Geçtiğimiz hafta Rusya'nın doğusunda meydana gelen 8.8 büyüklüğündeki deprem sonrası oluşan tsunami riski, dünya genelinde olduğu gibi Türkiye'de de kıyı kentleri için alarm zillerini çaldı. Peki, Balıkesir’in Edremit Körfezi'nde benzer bir tsunami tehlikesi yaşanabilir mi? Bilimsel veriler ve tarihsel kayıtlar, bu konuda dikkat çeken bulgular sunuyor.
Edremit Körfezi Sismik Açıdan Riskli Bir Bölgede Yer Alıyor
Balıkesir, hem Marmara hem de Ege Denizi’ne kıyısı bulunan nadir şehirlerden biri olarak, aktif fay hatlarının yoğunlaştığı bir bölgede konumlanıyor. Edremit Körfezi, Ayvalık’tan Altınoluk’a kadar uzanan kıyı şeridiyle, Kuzey Anadolu Fayı ve Ege Bölgesi’ndeki ikincil fay sistemlerinin kesişim noktasında bulunuyor. Bu jeolojik yapı, bölgeyi deprem açısından yüksek riskli hale getiriyor.
Tsunami Oluşumu İçin Hangi Koşullar Gerekli?

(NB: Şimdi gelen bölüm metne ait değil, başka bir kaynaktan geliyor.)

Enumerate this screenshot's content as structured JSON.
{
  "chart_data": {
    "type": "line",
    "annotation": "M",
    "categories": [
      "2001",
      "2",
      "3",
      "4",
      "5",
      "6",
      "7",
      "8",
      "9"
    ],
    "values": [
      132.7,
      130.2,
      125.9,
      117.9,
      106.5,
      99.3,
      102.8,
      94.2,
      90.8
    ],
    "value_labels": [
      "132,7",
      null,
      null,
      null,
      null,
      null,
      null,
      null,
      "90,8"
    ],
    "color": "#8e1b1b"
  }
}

Uzmanlara göre bir depremin tsunami yaratabilmesi için birkaç temel şartın oluşması gerekiyor:
Depremin deniz tabanında gerçekleşmesi
Büyüklüğünün en az 6.5 olması
Fay hattının dikey yer değiştirme hareketi göstermesi
Marmara Denizi’nde doğrultu atımlı hareket baskın olduğundan tsunami riski sınırlı kalırken, Edremit Körfezi’ndeki normal ve oblik faylar bu anlamda daha tehlikeli sayılıyor.
1944 Edremit–Ayvacık Depremi: Küçük Çaplı Tsunami Belirtisi
Hasan Sezgin Üstün’ün “Assessment of Tsunami Events in Eastern Aegean Sea” adlı yüksek lisans tezinde yer alan veriler, 6 Ekim 1944’te meydana gelen Edremit–Ayvacık depremine odaklanıyor. Bu depremde 73 kişi hayatını kaybetmiş, kıyı bölgelerde yer yer su fışkırmaları ve çatlaklar gözlemlenmişti.
Ayvalık kıyılarında denizin aniden yükseldiğine dair tarihi kayıtlara da yer verilen çalışmada, yapılan modelleme sonuçlarına göre kuzey kıyılarda 50 ila 70 santimetre arasında su seviyesi yükselmesi yaşandığı görülüyor. Bazı senaryolarda bu değer 1 metreye kadar çıkabiliyor.
Risk Altındaki Bölgeler: Altınoluk, Akçay ve Ayvalık
Modelleme ve gözlem sonuçları, Edremit Körfezi çevresindeki alçak kotlu yerleşimlerin daha yüksek risk taşıdığını gösteriyor. Özellikle Altınoluk, Akçay, Burhaniye ve Ayvalık kıyılarında, orta büyüklükte (Ms 6.8–7.2) bir deprem sonrası küçük çaplı su taşkınlarının meydana gelme olasılığı bulunuyor. Bu taşkınlar, büyük bir tsunami oluşturmasa da kıyıdaki alanlar için tehlike oluşturabilir.
Bilim İnsanları Uyarıyor: “Hazırlıklı Olmak Şart”
1944 depremi gibi örnekler, Edremit Körfezi’ndeki fay segmentlerinin deniz tabanında ani ve dikey yer değiştirmelerle su kütlelerini kıyıya yönlendirme potansiyeli taşıdığını gösteriyor. Uzmanlar, bu tür küçük çaplı tsunami benzeri olayların tamamen dışlanmaması gerektiğini vurguluyor.
Türkiye’de Tsunami İzleme Sistemi Kurulu, Ancak Yerel Planlama Şart
Türkiye genelinde AFAD, Kandilli Rasathanesi ve Boğaziçi Üniversitesi iş birliğiyle kıyı şeritlerinde tsunami izleme ve erken uyarı sistemleri kurulmuş durumda. Ancak uzmanlara göre bu sistemlerin yanı sıra, yerel belediyelerin kıyı tahliye planları oluşturması, kamu farkındalığını artırması ve halkın eğitilmesi büyük önem taşıyor.